BD: What skills would you pass on to a budding drummer, and what makes your kit sound distinctively Karl Selickis?
KS: Depends on who I am working with. If working with children I would show them basic drumming knowledge, drumbeat and how to progress. Whereas, with young adults who play the drums but never played in a band I will show them what it is like in a studio, how to work as part of a band. My career is still young but I will pass on advice and help them by being true to my roots and authentic. Too many people in the industry ask for a small fortune for advice or makes everything sound good. Making everything sound upbeat and straight like any walk in life there will be difficulties.
Sound like me! I make a deep punchy sound, a bit grungy. I have two floor and one rack tom-toms which is fairly shallow. When with Jared James Nichols in Sheffield, I had a discussion with Denis about Dave Grohl feel and the big deep toms. The powerful deep sound when hit hard. I have standard 14” Snare, 14 x 8” very deep all very dark. I like to play noisy but have full control I am not timid! Cymbals, same brand Sabian all from AAX range with 14” hi-hats, 21”, 18” 19” Crash. I hit the kit hard and determined that is my sound.
BD: When playing the drums live you are very dramatic with the sticks flying in the air being caught, framing your face, makes for great photo opportunities, But more importantly how does this impact on your drumming and how did you develop this style and approach.

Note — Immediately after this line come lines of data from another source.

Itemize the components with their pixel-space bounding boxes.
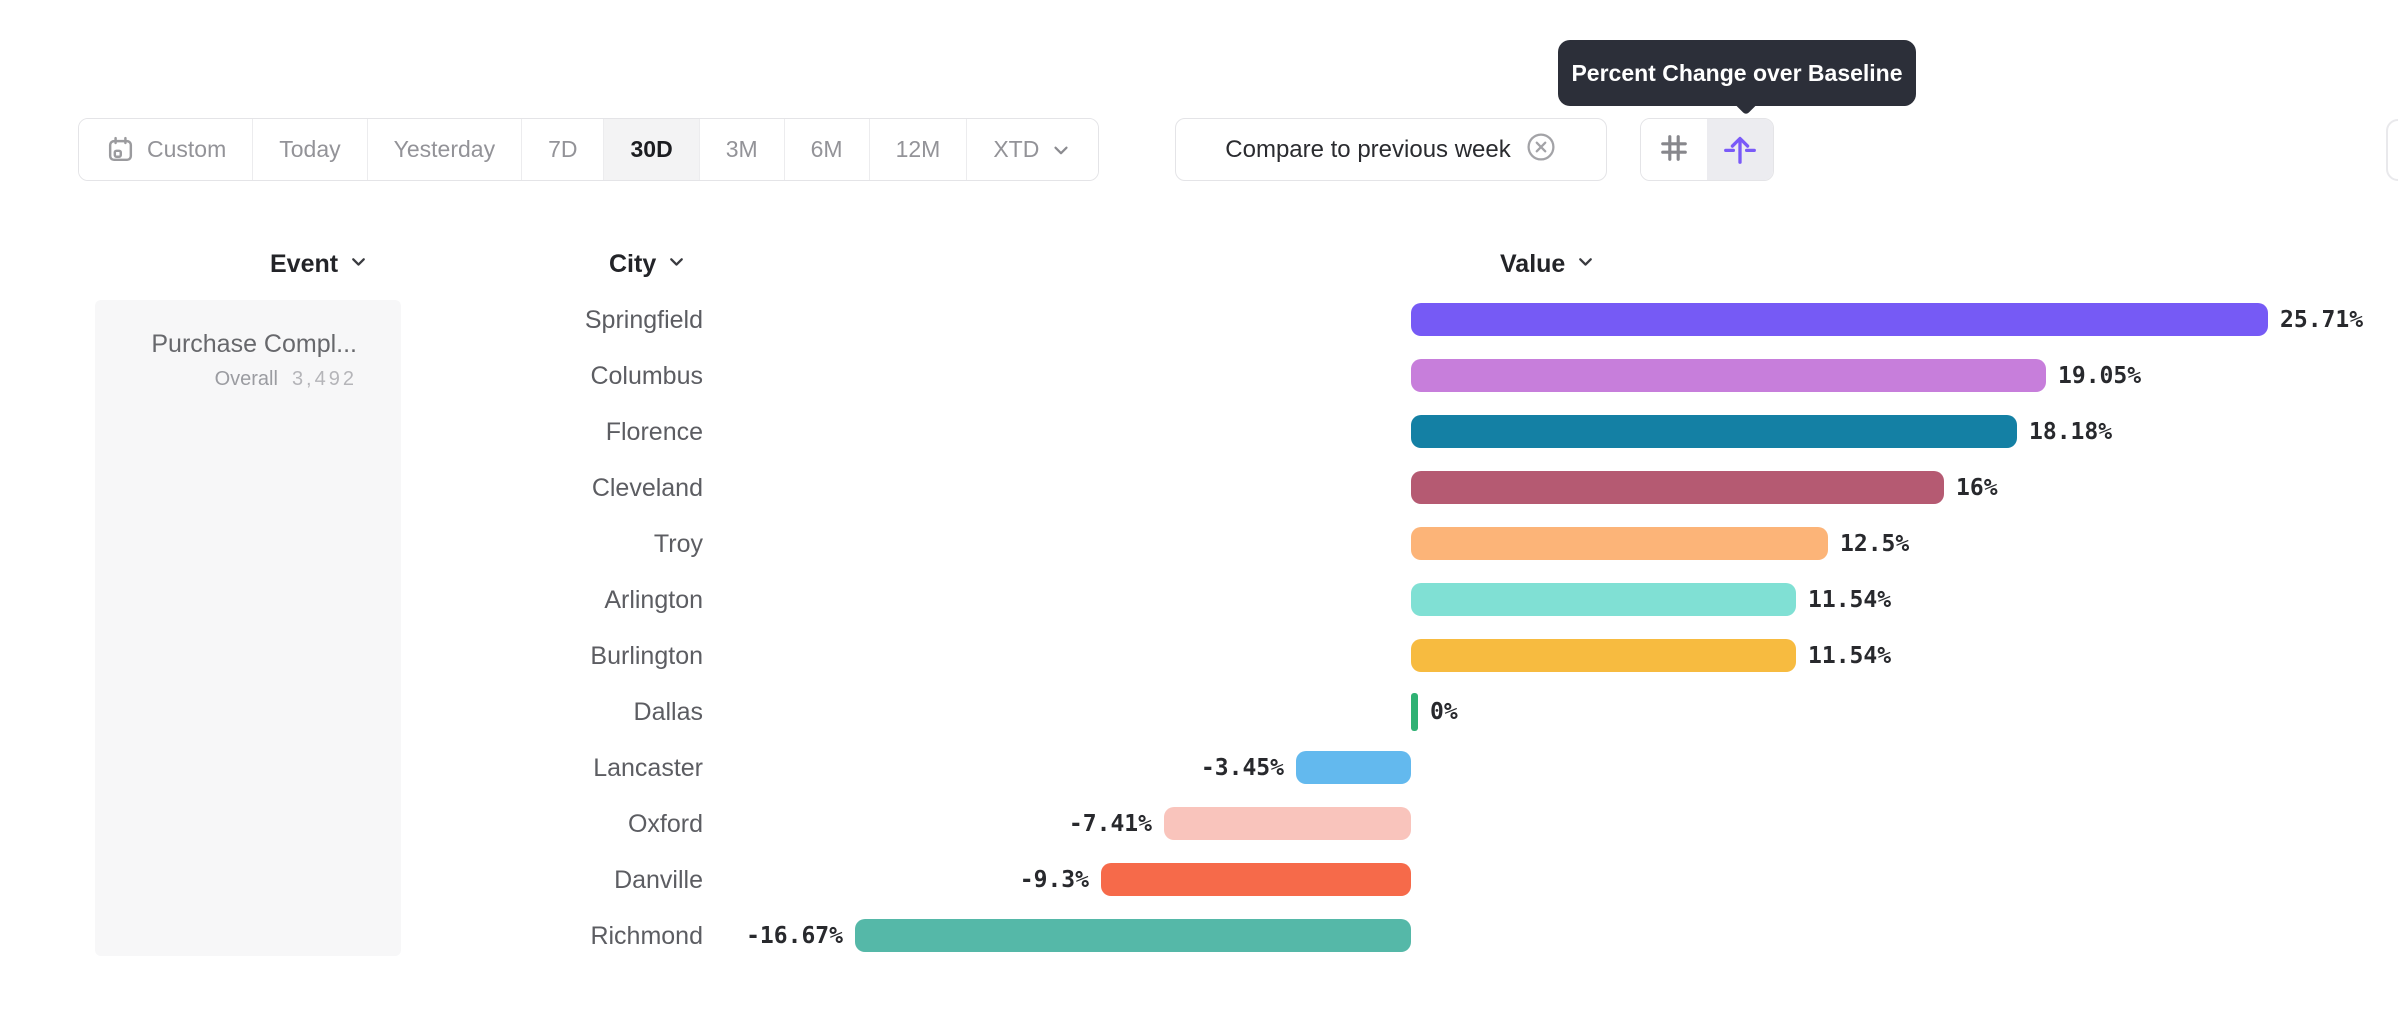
value-label: -9.3% (1019, 867, 1089, 893)
date-range-label: 6M (810, 136, 843, 162)
close-circle-icon[interactable] (1525, 131, 1557, 168)
column-header-label: Value (1500, 249, 1566, 278)
chart-row: Richmond -16.67% (0, 908, 2398, 964)
bar-chart: Springfield 25.71% Columbus 19.05% Flore… (0, 292, 2398, 964)
value-label: 0% (1430, 699, 1458, 725)
date-range-label: 12M (895, 136, 941, 162)
value-bar[interactable] (1411, 359, 2046, 392)
value-label: 19.05% (2058, 363, 2142, 389)
date-range-label: 30D (630, 136, 673, 162)
chart-row: Burlington 11.54% (0, 628, 2398, 684)
value-label: 18.18% (2029, 419, 2113, 445)
view-toggle-group (1640, 118, 1774, 181)
value-label: -3.45% (1200, 755, 1284, 781)
value-bar[interactable] (1164, 807, 1411, 840)
compare-label: Compare to previous week (1225, 135, 1511, 163)
date-range-6m[interactable]: 6M (783, 119, 869, 180)
chevron-down-icon (666, 250, 687, 279)
chart-row: Arlington 11.54% (0, 572, 2398, 628)
chart-row: Oxford -7.41% (0, 796, 2398, 852)
event-title: Purchase Compl... (151, 330, 357, 358)
value-bar[interactable] (1411, 527, 1828, 560)
city-label: Richmond (590, 922, 703, 950)
city-label: Florence (605, 418, 703, 446)
value-bar[interactable] (1296, 751, 1411, 784)
chart-row: Cleveland 16% (0, 460, 2398, 516)
value-label: 11.54% (1808, 587, 1892, 613)
date-range-12m[interactable]: 12M (868, 119, 967, 180)
value-bar[interactable] (1411, 693, 1418, 731)
value-bar[interactable] (1411, 639, 1796, 672)
event-card[interactable]: Purchase Compl... Overall 3,492 (95, 300, 401, 956)
city-label: Springfield (584, 306, 703, 334)
date-range-yesterday[interactable]: Yesterday (366, 119, 522, 180)
value-bar[interactable] (1411, 583, 1796, 616)
edge-fragment-button[interactable] (2386, 119, 2398, 181)
hash-icon (1656, 130, 1692, 169)
city-label: Dallas (633, 698, 703, 726)
column-header-city[interactable]: City (609, 247, 687, 281)
city-label: Cleveland (591, 474, 703, 502)
date-range-label: XTD (993, 136, 1040, 162)
value-bar[interactable] (855, 919, 1411, 952)
chart-row: Florence 18.18% (0, 404, 2398, 460)
chart-row: Danville -9.3% (0, 852, 2398, 908)
chart-row: Troy 12.5% (0, 516, 2398, 572)
value-bar[interactable] (1411, 415, 2017, 448)
city-label: Arlington (604, 586, 703, 614)
value-label: 25.71% (2280, 307, 2364, 333)
value-bar[interactable] (1411, 303, 2268, 336)
date-range-label: 3M (725, 136, 758, 162)
date-range-30d[interactable]: 30D (603, 119, 699, 180)
date-range-today[interactable]: Today (252, 119, 367, 180)
chevron-down-icon (1050, 139, 1072, 161)
chevron-down-icon (1575, 250, 1596, 279)
value-bar[interactable] (1411, 471, 1944, 504)
compare-pill[interactable]: Compare to previous week (1175, 118, 1607, 181)
date-range-7d[interactable]: 7D (521, 119, 604, 180)
chevron-down-icon (348, 250, 369, 279)
date-range-group: Custom Today Yesterday 7D 30D 3M 6M 12M (78, 118, 1100, 181)
event-summary-value: 3,492 (291, 368, 357, 390)
date-range-3m[interactable]: 3M (698, 119, 784, 180)
city-label: Lancaster (593, 754, 703, 782)
city-label: Troy (653, 530, 703, 558)
city-label: Columbus (590, 362, 703, 390)
value-bar[interactable] (1101, 863, 1411, 896)
city-label: Danville (614, 866, 703, 894)
chart-row: Dallas 0% (0, 684, 2398, 740)
column-header-event[interactable]: Event (270, 247, 369, 281)
percent-baseline-toggle[interactable] (1707, 119, 1773, 180)
chart-row: Columbus 19.05% (0, 348, 2398, 404)
event-summary: Overall 3,492 (215, 368, 357, 391)
column-header-label: Event (270, 249, 339, 278)
absolute-values-toggle[interactable] (1641, 119, 1707, 180)
date-range-label: Custom (147, 136, 227, 162)
value-label: 11.54% (1808, 643, 1892, 669)
tooltip-text: Percent Change over Baseline (1571, 59, 1903, 86)
value-label: 16% (1956, 475, 1998, 501)
value-label: -7.41% (1068, 811, 1152, 837)
date-range-xtd[interactable]: XTD (966, 119, 1099, 180)
value-label: -16.67% (746, 923, 843, 949)
date-range-label: 7D (548, 136, 578, 162)
percent-baseline-icon (1721, 129, 1759, 170)
calendar-icon (105, 134, 136, 165)
event-summary-label: Overall (214, 368, 278, 390)
column-header-value[interactable]: Value (1500, 247, 1596, 281)
city-label: Burlington (590, 642, 703, 670)
date-range-label: Yesterday (393, 136, 496, 162)
city-label: Oxford (627, 810, 703, 838)
chart-row: Lancaster -3.45% (0, 740, 2398, 796)
value-label: 12.5% (1840, 531, 1910, 557)
column-header-label: City (609, 249, 657, 278)
date-range-label: Today (279, 136, 341, 162)
date-range-custom[interactable]: Custom (79, 119, 253, 180)
tooltip: Percent Change over Baseline (1558, 40, 1916, 106)
toolbar: Custom Today Yesterday 7D 30D 3M 6M 12M (78, 118, 1100, 181)
chart-row: Springfield 25.71% (0, 292, 2398, 348)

KS: It all stems from Mike Portnoy’s showmanship I saw him and how he interacts. My style came with experience, tried banging and felt natural gave me more confidence when playing in a covers band. They played rock & blues we played at a biker festival it was a really packed gig Northampton way. It just happened felt natural felt right. I take guidance from my Dad, it happened and now feels comfortable if I do not put on a show it does not have the right feel. If I didn’t do it now the audience would ask me what’s wrong? People know me for that showmanship.
BD: You are back out on the road after playing a number of festivals over the summer including a wet and at times thunderous Steelhouse. Now you are back headlining with Federal Charm and support from Those Damn Crows. How does it feel to be out on the road as the co-headline act?

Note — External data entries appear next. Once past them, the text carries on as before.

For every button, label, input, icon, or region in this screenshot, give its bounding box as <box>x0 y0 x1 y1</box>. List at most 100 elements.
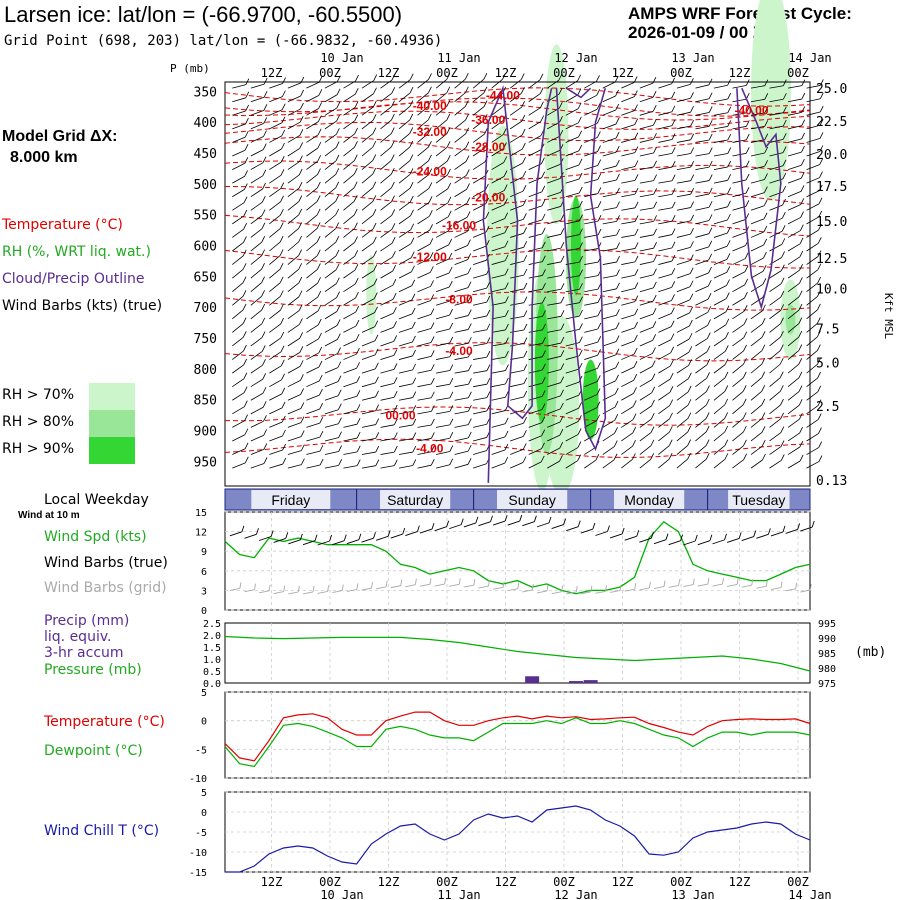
wind-barb <box>806 350 818 360</box>
wind-barb <box>287 201 300 211</box>
wind-barb <box>491 190 505 198</box>
wind-barb-feather <box>468 364 472 371</box>
wind-barb <box>380 106 392 116</box>
wind-barb-feather <box>801 132 805 140</box>
wind-barb <box>787 391 800 401</box>
wind-barb <box>306 380 320 388</box>
wind-barb-10m-feather <box>314 534 318 541</box>
wind-barb-feather <box>243 386 248 393</box>
wind-barb-feather <box>560 255 565 263</box>
wind-barb-feather <box>798 399 803 406</box>
wind-barb-feather <box>798 303 803 311</box>
wind-barb <box>232 189 245 198</box>
wind-barb-grid <box>405 584 416 588</box>
wind-barb <box>250 268 262 279</box>
wind-barb <box>621 288 636 293</box>
wind-barb <box>324 353 338 360</box>
wind-barb-10m <box>478 521 491 527</box>
wind-speed-tick: 15 <box>195 508 207 519</box>
wind-barb <box>732 98 747 103</box>
wind-barb <box>473 410 487 415</box>
wind-barb <box>787 363 800 374</box>
wind-barb-feather <box>761 331 766 338</box>
wind-barb-feather <box>504 226 509 233</box>
wind-barb <box>713 219 728 225</box>
wind-barb <box>324 297 337 306</box>
wind-barb-grid <box>610 589 621 593</box>
wind-barb-feather <box>391 209 396 216</box>
wind-barb-feather <box>428 86 432 94</box>
wind-barb-feather <box>446 127 451 134</box>
wind-barb-feather <box>650 426 655 433</box>
wind-barb-feather <box>615 309 620 316</box>
wind-barb <box>713 459 726 469</box>
wind-barb-feather <box>762 453 766 461</box>
wind-barb <box>713 193 728 198</box>
wind-barb <box>380 119 392 130</box>
wind-barb <box>232 123 246 130</box>
wind-barb-feather <box>483 100 488 107</box>
wind-barb-feather <box>690 160 695 168</box>
wind-barb-feather <box>521 114 526 122</box>
wind-barb-10m-feather <box>402 527 406 535</box>
wind-barb <box>510 176 523 184</box>
wind-barb-feather <box>560 283 565 290</box>
wind-barb-feather <box>280 317 284 325</box>
wind-barb-feather <box>318 102 322 109</box>
wind-barb-feather <box>578 158 583 166</box>
wind-barb <box>602 151 617 157</box>
wind-barb-10m <box>302 540 316 546</box>
wind-barb-feather <box>318 374 323 382</box>
wind-barb <box>695 418 707 428</box>
wind-barb-feather <box>391 181 395 189</box>
wind-barb <box>250 123 264 130</box>
wind-barb-feather <box>449 364 454 371</box>
time-tick-label-bottom: 12Z <box>378 875 400 889</box>
wind-barb <box>473 397 487 401</box>
wind-barb <box>287 268 299 279</box>
wind-barb <box>454 92 466 103</box>
wind-barb-feather <box>540 115 545 122</box>
wind-barb <box>491 315 506 320</box>
wind-barb-feather <box>541 213 546 221</box>
wind-barb <box>769 391 781 401</box>
wind-barb-feather <box>412 459 417 466</box>
wind-barb <box>750 192 765 198</box>
wind-barb-feather <box>522 156 526 164</box>
wind-barb-feather <box>743 453 747 460</box>
wind-barb-grid-feather <box>385 580 388 587</box>
wind-barb-grid <box>244 589 255 593</box>
wind-barb <box>732 166 747 170</box>
wind-barb-feather <box>615 103 620 111</box>
wind-barb-feather <box>449 458 454 465</box>
wind-barb-feather <box>449 322 454 330</box>
wind-barb <box>398 341 413 347</box>
wind-barb <box>454 259 468 265</box>
wind-barb <box>324 94 338 103</box>
wind-barb <box>639 287 654 293</box>
wind-barb-feather <box>799 426 803 434</box>
wind-barb-feather <box>409 113 414 121</box>
wind-barb-feather <box>279 262 284 270</box>
wind-barb <box>343 80 356 89</box>
weekday-cell-highlight <box>614 490 685 509</box>
wind-barb-feather <box>244 144 249 151</box>
wind-barb <box>565 80 578 89</box>
wind-barb <box>547 434 561 442</box>
wind-barb <box>306 214 318 225</box>
wind-barb <box>732 192 747 198</box>
wind-barb-feather <box>689 319 693 327</box>
wind-barb <box>380 341 394 347</box>
wind-barb-feather <box>632 439 636 447</box>
pressure-tick-label: 950 <box>194 455 217 470</box>
wind-barb-10m <box>507 520 520 526</box>
wind-barb-feather <box>244 130 249 138</box>
wind-barb-feather <box>764 106 769 114</box>
wind-barb <box>361 201 374 211</box>
wind-barb <box>417 133 429 143</box>
wind-barb <box>287 241 299 252</box>
legend-precip-liq: liq. equiv. <box>44 629 112 645</box>
wind-barb <box>454 437 469 442</box>
wind-barb <box>435 119 448 130</box>
wind-barb-feather <box>522 185 527 192</box>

KS: Headlining will be amazing, the last four years has been really hard, and also very rewarding and fun dedicated life. Whether we have been first support or first band of the evening we have loved every gig we have been treated with respect and received good feedback. Co-headlining with Federal Charm is very exciting a stepping stone also very daunting. When we were with Stone Broken every show was sold out. What are the shows going to be like? We have a killer Bad Flowers set lined up. We treated the festival goers with new music at Steelhouse, we have one new track and another six written. We do plan to focus on Starting Gun, potentially couple old numbers of previous EP’s they are definitely crowd pleasers. Starting Gun been playing live and have the songs honed. Playing 11 nights is nice we will probably have one set list including a surprise number! Looking forward to Pontypridd the crowds blew us away the noise it was loud the roar of the crowd is unforgettable. Unbelievable it was louder than the home crowd in Birmingham.
BD: You kkick-startthe eeleven-nighttour at The Thekla, how exciting is it to have the opportunity to play on a boat in Bristol.
KS: Thekla is definitely one for the books. Not heard a lot about the venue until this tour was announced. People all started talking about the venue. We will be joining a lot of iconic people including Myles Kennedy who can say I played a gig on a boat in Bristol.
BD: What would be the show/gig/festival you would travel back in time to see – and who would you take with you
KS: Led Zeppelin Knebworth Festival 1979. I would take Dad he is a massive music lover, he loves Zeppelin he missed this gig to pay the rent so he would be made up to get the chance to be there.